The target of the plot was NCRI leader Maryam Rajavi; Iran blames its opposition group for protests against the regime that rocked the killer mullahs.

Assadi appears to lead Tehran’s European espionage network: a notebook details 289 places in 11 European countries where he made contact with alleged agents. In prison, he was visited by Reza Lotfi, a contact between Iran’s Ministry of Foreign Affairs and the intelligence agency.

Foreign Minister Javad Zarif first said the failed attack was a “false flag” operation – but it appears he was part of the plot. “The attack plan was designed in the name of Iran and under his leadership,” Jaak Raes, head of Belgium’s State Security Service, told prosecutors. “It was not a personal initiative by Assadi.”

The terrorist showed no remorse and refused to testify at his trial, claiming diplomatic immunity – but he threatened Belgian authorities that, if found guilty, unidentified groups could retaliate. Zarif also did not contest the evidence; his ministry simply states that diplomatic immunity makes the conviction invalid.

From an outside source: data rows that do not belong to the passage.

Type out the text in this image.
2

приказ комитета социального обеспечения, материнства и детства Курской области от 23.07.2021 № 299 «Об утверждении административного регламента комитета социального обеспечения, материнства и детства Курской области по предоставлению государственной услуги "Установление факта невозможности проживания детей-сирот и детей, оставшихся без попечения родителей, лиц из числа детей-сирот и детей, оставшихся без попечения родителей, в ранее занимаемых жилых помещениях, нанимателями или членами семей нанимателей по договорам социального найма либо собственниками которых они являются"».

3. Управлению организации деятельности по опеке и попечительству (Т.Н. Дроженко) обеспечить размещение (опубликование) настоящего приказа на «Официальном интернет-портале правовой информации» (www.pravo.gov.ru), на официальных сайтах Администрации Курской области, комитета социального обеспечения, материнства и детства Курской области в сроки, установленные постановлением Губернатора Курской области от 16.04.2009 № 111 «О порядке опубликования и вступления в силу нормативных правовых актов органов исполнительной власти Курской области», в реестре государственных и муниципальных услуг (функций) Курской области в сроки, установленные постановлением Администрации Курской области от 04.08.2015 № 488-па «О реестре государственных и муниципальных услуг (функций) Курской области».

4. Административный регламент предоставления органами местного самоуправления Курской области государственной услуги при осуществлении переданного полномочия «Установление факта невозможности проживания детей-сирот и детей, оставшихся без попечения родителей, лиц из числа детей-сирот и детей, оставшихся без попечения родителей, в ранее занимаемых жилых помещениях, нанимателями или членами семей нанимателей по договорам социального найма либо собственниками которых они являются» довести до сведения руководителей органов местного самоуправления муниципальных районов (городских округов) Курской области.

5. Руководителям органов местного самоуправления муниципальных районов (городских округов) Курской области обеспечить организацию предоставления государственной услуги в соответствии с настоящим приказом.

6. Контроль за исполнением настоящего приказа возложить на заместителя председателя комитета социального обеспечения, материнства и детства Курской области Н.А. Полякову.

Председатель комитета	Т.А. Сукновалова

You must remember Zarif’s face in the pictures of him smiling next to John Kerry, who as secretary of state helped negotiate the nuclear deal – and who out of office met with Zarif several times, trying to undermine President Donald Trump’s policy to Iran.

The Biden administration wants to meet with this murderous man again, in an attempt to resume business. Europe is looking forward to seeing this happen. But the plot of Paris proves that this regime is not an actor in good faith. And it is capable of many deaths and destruction, even without a nuclear weapon.

Kelly Jane Torrance is a member of The Post’s editorial board.